L’ALTRA OPZIONE è il Donbass, dove i militari impegnati a Bakhmut stanno letteralmente facendo da scudo alle manovre nelle retrovie. Ma qui una controffensiva al momento sembra molto improbabile. Forse, come ipotizza la testata Politico, Kiev potrebbe sorprendere tutti e avanzare da nord-est, ovvero da Kharkiv, per tentare di entrare nel Lugansk e costringere la controparte a dislocare un numero importante di uomini onde evitare la perdita di Lysychansk e Severodonetsk o, peggio, di Lugansk stessa.

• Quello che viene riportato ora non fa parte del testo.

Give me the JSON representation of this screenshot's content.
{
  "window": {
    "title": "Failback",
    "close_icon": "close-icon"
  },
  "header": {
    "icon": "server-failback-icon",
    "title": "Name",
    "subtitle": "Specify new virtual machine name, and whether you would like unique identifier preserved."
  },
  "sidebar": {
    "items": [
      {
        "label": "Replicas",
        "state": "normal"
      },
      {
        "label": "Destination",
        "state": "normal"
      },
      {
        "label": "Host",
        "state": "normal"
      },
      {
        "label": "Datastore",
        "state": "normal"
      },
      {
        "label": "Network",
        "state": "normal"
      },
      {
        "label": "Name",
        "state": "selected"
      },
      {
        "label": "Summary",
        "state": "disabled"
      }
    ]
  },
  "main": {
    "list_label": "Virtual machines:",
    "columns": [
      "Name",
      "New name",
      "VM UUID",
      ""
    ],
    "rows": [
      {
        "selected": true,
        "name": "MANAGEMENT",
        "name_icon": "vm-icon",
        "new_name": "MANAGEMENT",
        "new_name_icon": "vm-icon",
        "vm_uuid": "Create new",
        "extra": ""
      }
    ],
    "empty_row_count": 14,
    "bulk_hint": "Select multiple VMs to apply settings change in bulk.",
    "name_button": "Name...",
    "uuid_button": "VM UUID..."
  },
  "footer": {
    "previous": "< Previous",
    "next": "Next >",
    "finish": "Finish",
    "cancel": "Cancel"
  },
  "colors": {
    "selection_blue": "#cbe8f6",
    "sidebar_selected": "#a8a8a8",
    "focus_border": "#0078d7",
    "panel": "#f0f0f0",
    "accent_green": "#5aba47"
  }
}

Due scenari che però non possono non tener conto del fatto che nei mesi scorsi i russi si sono arroccati nei territori occupati proprio in previsione di una reazione ucraina. Nel Kherson orientale si contano almeno tre linee difensive fortificate con bunker di cemento e campi minati. Sfondare in questa zona richiederebbe uno sforzo enorme e non è detto che il risultato giustificherebbe le migliaia di morti nell’assalto. Gli ucraini hanno dato prova di essere ottimi difensori ma attaccare è tutt’altra storia. Nell’est la situazione è speculare anche se le fortificazioni russe sono meno stratificate.
INTANTO MOSCA continua a bombardare le città ucraine nei pressi del fronte dalle navi, da postazioni terrestri e dai caccia. A tale proposito ieri mattina l’aeronautica tedesca ha diffuso la notizia che tre aerei da ricognizione russi sono entrati nello spazio aereo internazionale sul Mar Baltico con i trasmettitori radar disattivati e sono stati raggiunti da aerei britannici e tedeschi che li hanno poi scortati fuori dall’area controllata dagli Eurofighter europei.